By contrast, GURPS is a descriptive game: it tells you how it can be used but doesn’t prescribe much at all – you have to work out for yourself the details of your world, your characters, and your approach to play. Thus, GURPS is pretty good at emulating any particular world, character, or situation. Where other games might be tightly designed to deliver a 100% experience in one prescribed arena, GURPS is 80% good for anything.

While those words proved provocative to some, to me they resonated: yes, this is the strength and the weakness of GURPS. The game can handle anything but you, as GM, have to put in a lot more spadework up front to shape the game to your needs. The players too need to have strong character concepts before they even contemplate building their alter-egos.

For beginners, Sean recommends the “genre treatments” – such as Dungeon Fantasy or Action! – which act as a prescription for the novice GM and player group. I’d echo that those products are invaluable… or, at least they have been for me.

The D100 Prescription

That said… this week I have been considering accepting some prescriptions for my gaming: RuneQuest Glorantha and Mythras are back on my radar.

Why take a prescription? In simple terms, it’s easier in the short term. Investing in learning GURPS has great value and is certainly worthwhile. That said, it is actually easier to just set up a game using someone else’s vision.

RuneQuest Glorantha offers me, as I mentioned last week, a world that I truly admire and want to explore. In this case, it seems perfectly natural to take the prescription that The Chaosium offers: all the work has been done for me and, in truth, there are three offerings in that world in print to boot.

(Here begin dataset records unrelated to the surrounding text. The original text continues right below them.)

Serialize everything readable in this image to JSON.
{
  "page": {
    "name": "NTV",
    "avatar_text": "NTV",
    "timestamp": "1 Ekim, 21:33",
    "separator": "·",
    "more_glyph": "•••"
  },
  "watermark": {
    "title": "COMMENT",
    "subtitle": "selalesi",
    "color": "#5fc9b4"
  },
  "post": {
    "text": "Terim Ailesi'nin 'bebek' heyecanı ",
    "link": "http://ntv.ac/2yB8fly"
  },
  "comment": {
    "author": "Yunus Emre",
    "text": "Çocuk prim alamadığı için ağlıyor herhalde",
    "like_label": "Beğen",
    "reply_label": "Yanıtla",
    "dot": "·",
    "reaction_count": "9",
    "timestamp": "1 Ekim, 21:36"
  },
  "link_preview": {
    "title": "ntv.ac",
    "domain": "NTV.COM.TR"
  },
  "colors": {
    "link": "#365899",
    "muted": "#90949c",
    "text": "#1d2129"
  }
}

Personally, I love the D100 system upon which RuneQuest is based, but if you prefer D20 then there is 13th Age in Glorantha… and there’s HeroQuest Glorantha for those who want an even more narrative-focused approach. Why would I invest time in converting it all to GURPS? That seems like a lot of hard work.

For a more Bronze Age or Dark Age fantasy, based on the D100 system but offering a broader prescription to allow for a homebrew world, Mythras is another solid offering – this time from The Design Mechanism. I have long admired this game and, for me, it represents the best of what RuneQuest gave me but divorces it from Greg Stafford’s world of Glorantha. Certainly, I could build a fantasy world using GURPS… but, honestly, I can be up and playing quicker if I grab Mythras off the shelf.

The dilemma for me comes down to the tension between learning a whole new game versus investing time in shaping the game I already know (and love) to a world. If the world has legs, perhaps I am a fool not to build it in GURPS. That said, given my track record for short-lived games, accepting the two D100 prescriptions on hand seems to make some sense: I can be up and playing both quite quickly because they are both familiar and have similar mechanisms.

I don’t know what you make of that, but please do feel free to drop your comments below. I’d love to hear what you have to say.

Game on!


  1. Hi Che. I have the Mythras core rules in PDF and I did back the latest Runequest, though I know almost nothing about Glorantha yet. Recent YouTube videos have drawn my attention back to Glorantha and I have just purchased Classic Fantasy in hardback from the Shop on the Borderlands. Lots of reading ahead.